The Fur component renders the model in layers, creating the effect of a furry surface; it can be attained for short-hair fur effects only.

The component makes use of the normals and vertex color geometry info to compute a general fur direction, where the Red and Green channels give the direction in the Tangent and Binormal space.

Furthermore, a surface can have areas without any fur or with shorter fur. This aspect can be controlled using a fur texture mask.

The quality of the fur rendering also depends on the values of fur length, the number of fur layers, and a global fur direction multiplier.

Note!

Fur rendering is expensive resource-wise as, in theory, the model is rendered several times (number of fur layers) per frame to create the effect. Performance-wise, lowering the mesh fur layers helps, although it causes a drop in quality.

Asset Requirements

  • geometry exported with Normals info

  • geometry exported with Vertex Color info

    • Red and Green Channel represents a direction in Tangent and Binormal plane.

    • Alpha Chanel is a fur length factor

  • diffuse texture – RGBA texture

  • Fur Mask

    • Red channel controls the mix between normal specular and aniso specular

      • 0 is normal

      • 255 is specular

    • Green channel is an additional layer alpha control. Alpha is the length, all lower value pixels are discarded, everything above will render at a calculated opacity, the green channel adds an additional transparency control.

    • Blue channel is the fur aniso specular intensity

    • Alpha Channel is used as fur length, controlling a smoother blend between fur areas (values closer to 255) and furless areas (values closer to 0) of the rendered surface.

Material options*

* Material Options can only be modified from the Animaze Editor.

  • Fur Direction Multiplier - helps you with emphasizing or downplaying the Fur Direction in your Animaze fur materials.
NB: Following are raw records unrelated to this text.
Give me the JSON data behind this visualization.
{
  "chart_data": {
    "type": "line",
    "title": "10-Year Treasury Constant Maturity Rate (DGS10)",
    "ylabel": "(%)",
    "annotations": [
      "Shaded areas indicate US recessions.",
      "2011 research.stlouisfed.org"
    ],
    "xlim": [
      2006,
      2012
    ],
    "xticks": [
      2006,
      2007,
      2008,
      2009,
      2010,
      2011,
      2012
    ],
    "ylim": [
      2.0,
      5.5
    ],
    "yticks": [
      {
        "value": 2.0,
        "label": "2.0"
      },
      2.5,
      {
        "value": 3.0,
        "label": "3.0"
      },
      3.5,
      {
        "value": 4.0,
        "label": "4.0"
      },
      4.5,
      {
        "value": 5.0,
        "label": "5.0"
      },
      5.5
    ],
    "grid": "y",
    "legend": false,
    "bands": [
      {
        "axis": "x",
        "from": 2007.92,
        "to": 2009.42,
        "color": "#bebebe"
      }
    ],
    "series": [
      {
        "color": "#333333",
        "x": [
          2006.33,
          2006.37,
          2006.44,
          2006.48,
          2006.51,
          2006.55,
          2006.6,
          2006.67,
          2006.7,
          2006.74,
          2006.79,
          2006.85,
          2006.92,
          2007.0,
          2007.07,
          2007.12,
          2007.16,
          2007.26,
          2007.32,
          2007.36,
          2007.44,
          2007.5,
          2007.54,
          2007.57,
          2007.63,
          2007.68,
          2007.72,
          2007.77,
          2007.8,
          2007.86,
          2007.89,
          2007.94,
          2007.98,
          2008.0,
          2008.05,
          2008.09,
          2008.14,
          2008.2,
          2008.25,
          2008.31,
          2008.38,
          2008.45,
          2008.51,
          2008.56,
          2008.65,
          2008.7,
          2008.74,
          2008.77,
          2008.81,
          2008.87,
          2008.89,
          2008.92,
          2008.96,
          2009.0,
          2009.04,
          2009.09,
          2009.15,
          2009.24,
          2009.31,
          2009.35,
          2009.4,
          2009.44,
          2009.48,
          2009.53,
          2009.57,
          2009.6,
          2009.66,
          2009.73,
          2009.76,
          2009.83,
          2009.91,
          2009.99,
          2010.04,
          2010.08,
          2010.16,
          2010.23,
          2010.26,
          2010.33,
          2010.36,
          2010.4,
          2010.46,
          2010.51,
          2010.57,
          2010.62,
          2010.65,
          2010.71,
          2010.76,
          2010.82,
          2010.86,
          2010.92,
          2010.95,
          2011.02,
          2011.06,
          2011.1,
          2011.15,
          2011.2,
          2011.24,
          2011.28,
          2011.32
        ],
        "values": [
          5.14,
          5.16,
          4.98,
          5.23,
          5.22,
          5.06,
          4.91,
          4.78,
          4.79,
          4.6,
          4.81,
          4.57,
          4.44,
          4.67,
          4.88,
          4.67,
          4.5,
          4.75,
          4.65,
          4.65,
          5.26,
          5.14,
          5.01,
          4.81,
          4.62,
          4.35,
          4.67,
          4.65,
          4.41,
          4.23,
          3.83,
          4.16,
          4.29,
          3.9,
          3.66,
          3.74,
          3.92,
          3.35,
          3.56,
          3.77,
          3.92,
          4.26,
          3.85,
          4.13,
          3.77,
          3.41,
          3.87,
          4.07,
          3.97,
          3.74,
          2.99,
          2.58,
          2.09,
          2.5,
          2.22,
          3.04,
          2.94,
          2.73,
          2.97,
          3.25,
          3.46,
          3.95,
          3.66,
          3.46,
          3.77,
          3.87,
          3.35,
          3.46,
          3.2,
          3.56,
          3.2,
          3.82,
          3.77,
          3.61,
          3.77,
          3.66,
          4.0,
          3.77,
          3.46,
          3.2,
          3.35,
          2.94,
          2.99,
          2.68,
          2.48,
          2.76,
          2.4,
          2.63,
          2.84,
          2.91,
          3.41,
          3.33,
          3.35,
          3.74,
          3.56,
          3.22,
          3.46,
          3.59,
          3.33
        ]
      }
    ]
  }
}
    • The fur direction is read from vertex color info, to compute a general fur direction. It is being expressed in Tangent Space. The Red and Green vertex color channel values are used to perceptually “bend” the fur on the Tangent and Binormal axis respectively.

    • You can change the fur direction by changing the values in the red and green channels in the vertices’ color component, and then you can amplify or downplay this established direction via the numeric value of the fur direction multiplier (it can also be negative to go in the opposite way).

  • Fur Length - value expressed in model space scale, controls the maximum fur length. Smaller values (0.01 for a 0.7m avatar) will make the surface seem opaque, while going for larger values (1 for a 0.7m avatar, which means the fur length is 1 meter), will make the fur layers visible and debunks the fur effect.

  • Fur Specular Gloss - fur specular gloss value

  • Fur Opacity - controls a self-shadow component of the fur, the higher the value the darker the roots become.

  • Mesh Layers - number of mesh layers determines the fuzziness of the fur rendering, a high number will make the surface seem very dense, while a low number will make the avatar look like it extrudes layers.

  • Fur Mask

  • Fur Mask Mipmap Bias - a way to control the texture mipmap, the default value will make the fur details (e.g. clumps) will lose the effect at reasonable camera-to-surface distances, using this option you can offset the effect much further when fur details are insignificant anyway.